El tránsito por las infraestructuras del metro también cuenta con sus propias reglas. Por motivos de seguridad física del animal, se ha vetado el uso de escaleras mecánicas y pasillos rodantes, debiendo utilizarse siempre los ascensores para cambiar de nivel. No obstante, se recuerda que los usuarios con movilidad reducida o necesidades especiales tienen prioridad absoluta en el uso de los elevadores, y los propietarios de los perros deberán esperar su turno sin generar molestias ni imponer su presencia.
Un aspecto llamativo de la nueva regulación es el protocolo ante posibles reticencias de otros pasajeros. Si una persona manifiesta sentirse intimidada o atemorizada por la mascota, el dueño del perro tiene la obligación de desplazarse a otra zona del tren para evitar situaciones de tensión. La responsabilidad civil de cualquier percance o daño que pudiera causar el animal recae exclusivamente sobre la persona que lo lleva, quien deberá extremar las precauciones especialmente en los momentos de apertura y cierre de las puertas automáticas.

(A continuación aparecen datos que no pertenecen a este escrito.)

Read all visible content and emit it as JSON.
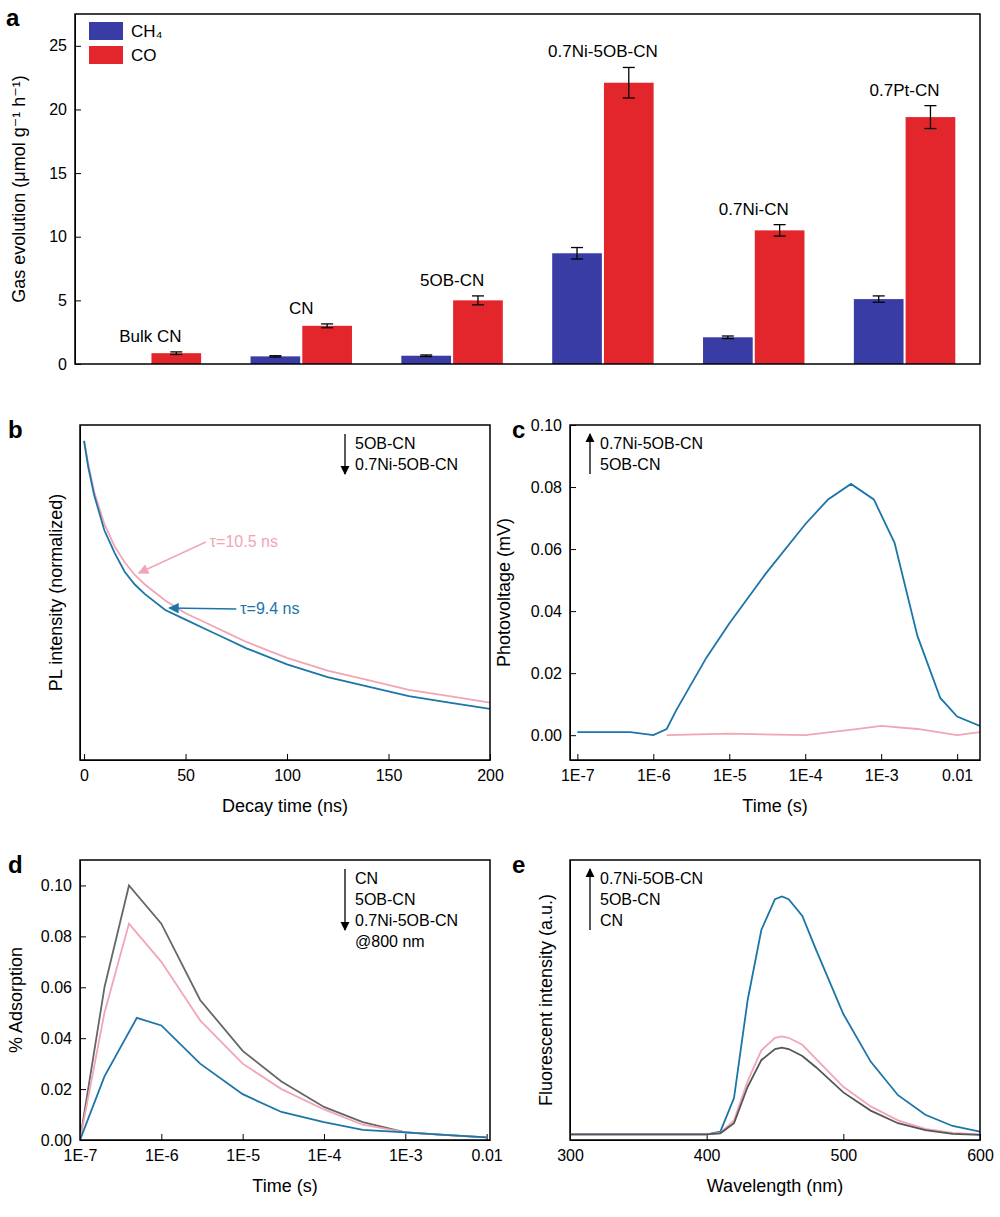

Esta flexibilización normativa, que no altera los derechos de los perros de asistencia ni las normas para animales pequeños que viajen en transportín, supone una victoria para el colectivo animalista. Con el nuevo articulado, Bilbao se suma a otras capitales europeas en la búsqueda de un modelo de transporte más inclusivo, donde la convivencia entre humanos y mascotas sea posible gracias a un reglamento claro que prioriza el civismo y la seguridad. El éxito de esta iniciativa dependerá ahora del comportamiento ejemplar de los dueños para demostrar que el metro puede ser un espacio compartido por todos.